Grundlagenforschung zur nationalsozialistischen Herrschaftspraxis

Das Projekt will in der historischen Grundlagenforschung neue Wege gehen und durch innovative Fragestellungen weiterführende Erkenntnisse zur Geschichte des Nationalsozialismus gewinnen. Sein  Pioniercharakter ergibt sich allein schon daraus, dass bislang keine vergleichbare Studie existiert, welche die Rolle der obersten Landesbehörden in Flächenstaaten während der nationalsozialistischen Herrschaft systematisch in den Blick nimmt.
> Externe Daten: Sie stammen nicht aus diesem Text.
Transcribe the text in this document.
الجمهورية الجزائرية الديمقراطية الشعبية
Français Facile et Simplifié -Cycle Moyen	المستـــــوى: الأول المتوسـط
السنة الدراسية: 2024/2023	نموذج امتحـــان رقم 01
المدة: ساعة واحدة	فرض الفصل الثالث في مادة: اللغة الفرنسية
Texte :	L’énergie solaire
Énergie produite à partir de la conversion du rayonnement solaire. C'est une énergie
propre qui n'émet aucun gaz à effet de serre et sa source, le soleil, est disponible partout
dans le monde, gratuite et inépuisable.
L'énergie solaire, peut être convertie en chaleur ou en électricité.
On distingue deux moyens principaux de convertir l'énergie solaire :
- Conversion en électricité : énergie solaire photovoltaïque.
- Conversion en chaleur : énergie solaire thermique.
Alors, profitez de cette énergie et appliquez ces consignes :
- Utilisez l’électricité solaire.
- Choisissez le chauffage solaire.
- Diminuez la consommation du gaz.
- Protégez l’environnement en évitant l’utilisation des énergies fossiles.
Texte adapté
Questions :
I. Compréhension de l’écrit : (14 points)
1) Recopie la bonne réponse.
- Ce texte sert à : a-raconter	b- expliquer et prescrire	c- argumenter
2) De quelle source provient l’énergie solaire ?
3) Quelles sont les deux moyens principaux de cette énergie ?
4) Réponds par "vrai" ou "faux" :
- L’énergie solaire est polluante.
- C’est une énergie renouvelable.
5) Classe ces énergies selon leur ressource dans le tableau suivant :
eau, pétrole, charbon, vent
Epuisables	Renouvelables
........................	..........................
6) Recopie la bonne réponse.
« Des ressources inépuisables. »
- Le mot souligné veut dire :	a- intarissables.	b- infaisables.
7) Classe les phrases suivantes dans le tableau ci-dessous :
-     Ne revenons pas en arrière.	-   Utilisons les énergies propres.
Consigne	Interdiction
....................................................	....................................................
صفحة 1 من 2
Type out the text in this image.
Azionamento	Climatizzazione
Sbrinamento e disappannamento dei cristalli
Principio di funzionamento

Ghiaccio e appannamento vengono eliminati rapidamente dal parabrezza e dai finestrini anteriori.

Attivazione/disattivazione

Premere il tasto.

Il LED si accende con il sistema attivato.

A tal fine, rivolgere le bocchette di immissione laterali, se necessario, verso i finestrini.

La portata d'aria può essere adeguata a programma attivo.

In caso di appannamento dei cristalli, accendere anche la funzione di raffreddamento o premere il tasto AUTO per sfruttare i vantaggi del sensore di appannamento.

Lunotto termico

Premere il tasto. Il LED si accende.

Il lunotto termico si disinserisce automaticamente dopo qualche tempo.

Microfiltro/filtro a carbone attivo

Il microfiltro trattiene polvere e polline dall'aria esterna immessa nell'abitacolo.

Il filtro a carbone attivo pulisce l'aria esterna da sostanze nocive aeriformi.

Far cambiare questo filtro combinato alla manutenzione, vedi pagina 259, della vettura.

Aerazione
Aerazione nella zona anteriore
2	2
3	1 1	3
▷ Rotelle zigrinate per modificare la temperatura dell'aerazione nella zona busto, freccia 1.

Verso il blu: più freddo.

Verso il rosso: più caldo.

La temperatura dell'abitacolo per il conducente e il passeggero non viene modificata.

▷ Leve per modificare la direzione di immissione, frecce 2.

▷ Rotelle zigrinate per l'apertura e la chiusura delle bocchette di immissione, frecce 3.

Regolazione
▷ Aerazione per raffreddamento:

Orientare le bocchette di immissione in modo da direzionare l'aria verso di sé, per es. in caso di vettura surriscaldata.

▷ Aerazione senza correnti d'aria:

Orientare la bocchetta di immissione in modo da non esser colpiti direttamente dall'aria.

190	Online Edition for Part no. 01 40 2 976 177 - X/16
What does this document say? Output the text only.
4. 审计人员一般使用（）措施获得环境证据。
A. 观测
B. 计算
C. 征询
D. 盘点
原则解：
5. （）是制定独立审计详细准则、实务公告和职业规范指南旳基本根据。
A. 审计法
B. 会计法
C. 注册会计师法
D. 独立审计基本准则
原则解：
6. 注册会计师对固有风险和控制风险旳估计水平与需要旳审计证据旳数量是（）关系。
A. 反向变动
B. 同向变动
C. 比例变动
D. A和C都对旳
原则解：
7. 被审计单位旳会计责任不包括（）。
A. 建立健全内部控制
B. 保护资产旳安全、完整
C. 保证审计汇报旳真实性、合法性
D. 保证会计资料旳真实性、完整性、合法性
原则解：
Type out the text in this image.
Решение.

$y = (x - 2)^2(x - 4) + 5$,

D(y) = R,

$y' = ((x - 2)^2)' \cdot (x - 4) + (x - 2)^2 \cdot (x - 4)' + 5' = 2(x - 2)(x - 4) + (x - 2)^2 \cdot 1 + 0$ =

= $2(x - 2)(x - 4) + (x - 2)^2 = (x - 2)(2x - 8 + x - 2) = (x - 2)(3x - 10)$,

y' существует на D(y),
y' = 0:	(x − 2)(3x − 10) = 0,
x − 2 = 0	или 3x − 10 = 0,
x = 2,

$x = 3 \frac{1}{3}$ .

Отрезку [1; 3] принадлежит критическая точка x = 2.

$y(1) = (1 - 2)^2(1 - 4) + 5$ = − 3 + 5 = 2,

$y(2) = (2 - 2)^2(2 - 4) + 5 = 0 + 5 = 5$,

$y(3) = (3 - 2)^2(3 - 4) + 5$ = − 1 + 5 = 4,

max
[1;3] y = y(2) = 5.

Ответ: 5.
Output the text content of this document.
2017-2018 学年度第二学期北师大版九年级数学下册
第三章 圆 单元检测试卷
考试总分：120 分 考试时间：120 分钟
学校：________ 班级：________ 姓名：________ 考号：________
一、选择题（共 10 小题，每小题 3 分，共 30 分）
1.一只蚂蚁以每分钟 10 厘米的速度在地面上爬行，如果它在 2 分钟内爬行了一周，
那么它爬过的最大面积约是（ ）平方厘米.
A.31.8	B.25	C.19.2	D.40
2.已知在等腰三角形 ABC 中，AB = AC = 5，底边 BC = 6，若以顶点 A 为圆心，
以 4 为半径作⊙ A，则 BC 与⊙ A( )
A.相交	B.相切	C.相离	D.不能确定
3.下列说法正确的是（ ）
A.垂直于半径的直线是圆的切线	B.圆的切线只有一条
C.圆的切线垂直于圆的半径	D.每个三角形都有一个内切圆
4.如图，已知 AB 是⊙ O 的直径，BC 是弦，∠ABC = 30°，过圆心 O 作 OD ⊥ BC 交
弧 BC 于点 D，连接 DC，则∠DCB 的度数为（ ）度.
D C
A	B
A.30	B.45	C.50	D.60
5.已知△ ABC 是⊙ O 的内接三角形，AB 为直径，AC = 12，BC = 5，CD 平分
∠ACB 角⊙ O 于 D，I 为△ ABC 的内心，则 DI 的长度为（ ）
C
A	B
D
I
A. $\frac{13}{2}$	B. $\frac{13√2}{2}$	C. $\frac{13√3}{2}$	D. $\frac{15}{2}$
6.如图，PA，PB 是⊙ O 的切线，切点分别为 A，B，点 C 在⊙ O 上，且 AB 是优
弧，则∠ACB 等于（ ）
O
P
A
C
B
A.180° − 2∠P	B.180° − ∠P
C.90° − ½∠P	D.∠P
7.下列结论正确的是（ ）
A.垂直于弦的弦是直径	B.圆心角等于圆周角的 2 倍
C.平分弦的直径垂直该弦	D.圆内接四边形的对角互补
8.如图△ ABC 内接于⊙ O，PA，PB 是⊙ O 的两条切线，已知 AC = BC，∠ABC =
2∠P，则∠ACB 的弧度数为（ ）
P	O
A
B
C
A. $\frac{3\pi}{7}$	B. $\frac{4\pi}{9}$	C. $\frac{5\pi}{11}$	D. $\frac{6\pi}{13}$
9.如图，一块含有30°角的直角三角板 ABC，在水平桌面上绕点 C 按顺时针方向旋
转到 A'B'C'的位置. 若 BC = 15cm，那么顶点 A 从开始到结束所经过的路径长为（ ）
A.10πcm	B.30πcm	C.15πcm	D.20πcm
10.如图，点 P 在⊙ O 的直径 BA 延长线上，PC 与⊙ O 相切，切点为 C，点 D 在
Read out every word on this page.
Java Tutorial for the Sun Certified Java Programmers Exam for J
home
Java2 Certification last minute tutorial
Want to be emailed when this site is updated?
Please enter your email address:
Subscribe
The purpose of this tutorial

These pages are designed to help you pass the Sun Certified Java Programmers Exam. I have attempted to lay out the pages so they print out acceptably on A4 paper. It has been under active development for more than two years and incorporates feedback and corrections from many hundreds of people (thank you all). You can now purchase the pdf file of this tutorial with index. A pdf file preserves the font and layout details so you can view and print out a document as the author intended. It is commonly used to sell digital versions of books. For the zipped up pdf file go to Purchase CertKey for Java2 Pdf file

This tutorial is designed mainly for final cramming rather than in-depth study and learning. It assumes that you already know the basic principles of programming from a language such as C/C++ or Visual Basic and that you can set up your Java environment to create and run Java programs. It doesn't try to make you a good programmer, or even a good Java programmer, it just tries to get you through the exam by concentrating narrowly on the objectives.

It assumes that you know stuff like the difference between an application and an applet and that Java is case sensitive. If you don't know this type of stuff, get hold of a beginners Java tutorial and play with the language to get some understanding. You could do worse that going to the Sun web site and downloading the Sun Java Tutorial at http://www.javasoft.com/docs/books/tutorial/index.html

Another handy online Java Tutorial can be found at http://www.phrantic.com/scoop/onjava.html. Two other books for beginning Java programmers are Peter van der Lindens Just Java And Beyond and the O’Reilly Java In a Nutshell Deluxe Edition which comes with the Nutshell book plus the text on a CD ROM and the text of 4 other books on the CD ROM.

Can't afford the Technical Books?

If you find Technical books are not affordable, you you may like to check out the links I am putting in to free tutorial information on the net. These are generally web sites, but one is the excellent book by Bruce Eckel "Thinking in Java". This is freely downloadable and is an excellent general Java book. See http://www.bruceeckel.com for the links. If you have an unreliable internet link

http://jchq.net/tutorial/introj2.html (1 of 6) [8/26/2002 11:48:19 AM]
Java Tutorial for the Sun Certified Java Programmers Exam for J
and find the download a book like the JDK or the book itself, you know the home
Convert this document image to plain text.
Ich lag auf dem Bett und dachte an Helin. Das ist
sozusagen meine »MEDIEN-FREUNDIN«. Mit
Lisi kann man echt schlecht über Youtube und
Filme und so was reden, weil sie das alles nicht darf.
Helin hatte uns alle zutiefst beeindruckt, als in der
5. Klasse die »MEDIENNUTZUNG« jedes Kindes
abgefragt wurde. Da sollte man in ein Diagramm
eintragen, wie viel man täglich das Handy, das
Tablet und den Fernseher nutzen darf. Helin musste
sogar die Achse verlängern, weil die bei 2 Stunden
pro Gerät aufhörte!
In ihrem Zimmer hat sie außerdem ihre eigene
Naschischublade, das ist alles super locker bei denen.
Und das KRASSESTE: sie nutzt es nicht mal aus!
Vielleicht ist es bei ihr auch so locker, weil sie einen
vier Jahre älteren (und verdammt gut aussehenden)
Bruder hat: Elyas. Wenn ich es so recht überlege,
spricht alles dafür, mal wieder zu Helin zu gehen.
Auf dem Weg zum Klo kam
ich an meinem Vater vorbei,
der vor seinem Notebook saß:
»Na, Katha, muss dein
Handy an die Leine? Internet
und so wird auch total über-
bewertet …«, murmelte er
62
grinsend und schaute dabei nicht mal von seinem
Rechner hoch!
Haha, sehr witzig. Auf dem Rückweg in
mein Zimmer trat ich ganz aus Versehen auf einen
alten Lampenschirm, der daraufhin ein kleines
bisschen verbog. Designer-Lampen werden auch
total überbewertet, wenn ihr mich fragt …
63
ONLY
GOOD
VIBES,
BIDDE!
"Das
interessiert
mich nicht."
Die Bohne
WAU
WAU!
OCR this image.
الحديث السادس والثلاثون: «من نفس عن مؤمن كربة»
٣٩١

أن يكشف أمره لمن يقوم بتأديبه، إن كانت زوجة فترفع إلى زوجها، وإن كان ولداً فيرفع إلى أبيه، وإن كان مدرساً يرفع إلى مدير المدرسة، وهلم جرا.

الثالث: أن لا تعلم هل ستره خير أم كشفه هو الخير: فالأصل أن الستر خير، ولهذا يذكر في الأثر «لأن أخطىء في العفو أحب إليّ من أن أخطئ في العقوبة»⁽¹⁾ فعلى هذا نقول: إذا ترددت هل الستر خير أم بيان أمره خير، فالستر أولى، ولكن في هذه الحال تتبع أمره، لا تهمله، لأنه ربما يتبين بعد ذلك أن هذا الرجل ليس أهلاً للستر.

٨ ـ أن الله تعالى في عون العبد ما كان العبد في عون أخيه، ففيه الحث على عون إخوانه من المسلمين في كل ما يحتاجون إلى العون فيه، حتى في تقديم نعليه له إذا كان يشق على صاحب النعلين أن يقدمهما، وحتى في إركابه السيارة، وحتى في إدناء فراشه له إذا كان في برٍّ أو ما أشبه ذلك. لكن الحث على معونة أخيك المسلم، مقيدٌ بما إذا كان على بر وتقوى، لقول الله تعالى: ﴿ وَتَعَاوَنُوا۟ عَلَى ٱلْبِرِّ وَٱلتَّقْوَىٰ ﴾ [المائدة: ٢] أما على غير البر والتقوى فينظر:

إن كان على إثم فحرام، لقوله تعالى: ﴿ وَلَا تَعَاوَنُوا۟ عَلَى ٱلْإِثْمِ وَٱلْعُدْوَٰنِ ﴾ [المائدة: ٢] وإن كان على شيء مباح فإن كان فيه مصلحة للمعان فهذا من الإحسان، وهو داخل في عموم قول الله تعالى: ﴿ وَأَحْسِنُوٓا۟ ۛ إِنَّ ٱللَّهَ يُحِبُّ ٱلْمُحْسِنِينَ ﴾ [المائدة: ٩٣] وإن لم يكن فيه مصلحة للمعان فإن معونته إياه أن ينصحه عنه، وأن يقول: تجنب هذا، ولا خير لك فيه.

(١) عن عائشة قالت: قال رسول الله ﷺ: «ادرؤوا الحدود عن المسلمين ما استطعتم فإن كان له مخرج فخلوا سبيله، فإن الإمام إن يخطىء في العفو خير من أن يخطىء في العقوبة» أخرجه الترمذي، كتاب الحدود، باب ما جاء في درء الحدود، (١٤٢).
Zwar wird seit einiger Zeit die Geschichte verschiedener nationalsozialistischer Reichsministerien untersucht, die zentrale Frage ist bislang jedoch nicht thematisiert worden und soll nun am Beispiel Badens und Württembergs erforscht werden, welcher Handlungsspielraum den weiterhin bestehenden Ländern verblieb und in welcher Form die Landesverwaltungen an den nationalsozialistischen Verbrechen beteiligt waren. Damit ist zugleich die Frage berührt, ob in diesen beiden Ländern eine regionale Verwaltungskultur existierte, die Reservate länderspezifischer Zuständigkeitsbereiche behaupten konnte, auch angesichts des zentralistischen Herrschaftsanspruchs der nationalsozialistischen Diktatur.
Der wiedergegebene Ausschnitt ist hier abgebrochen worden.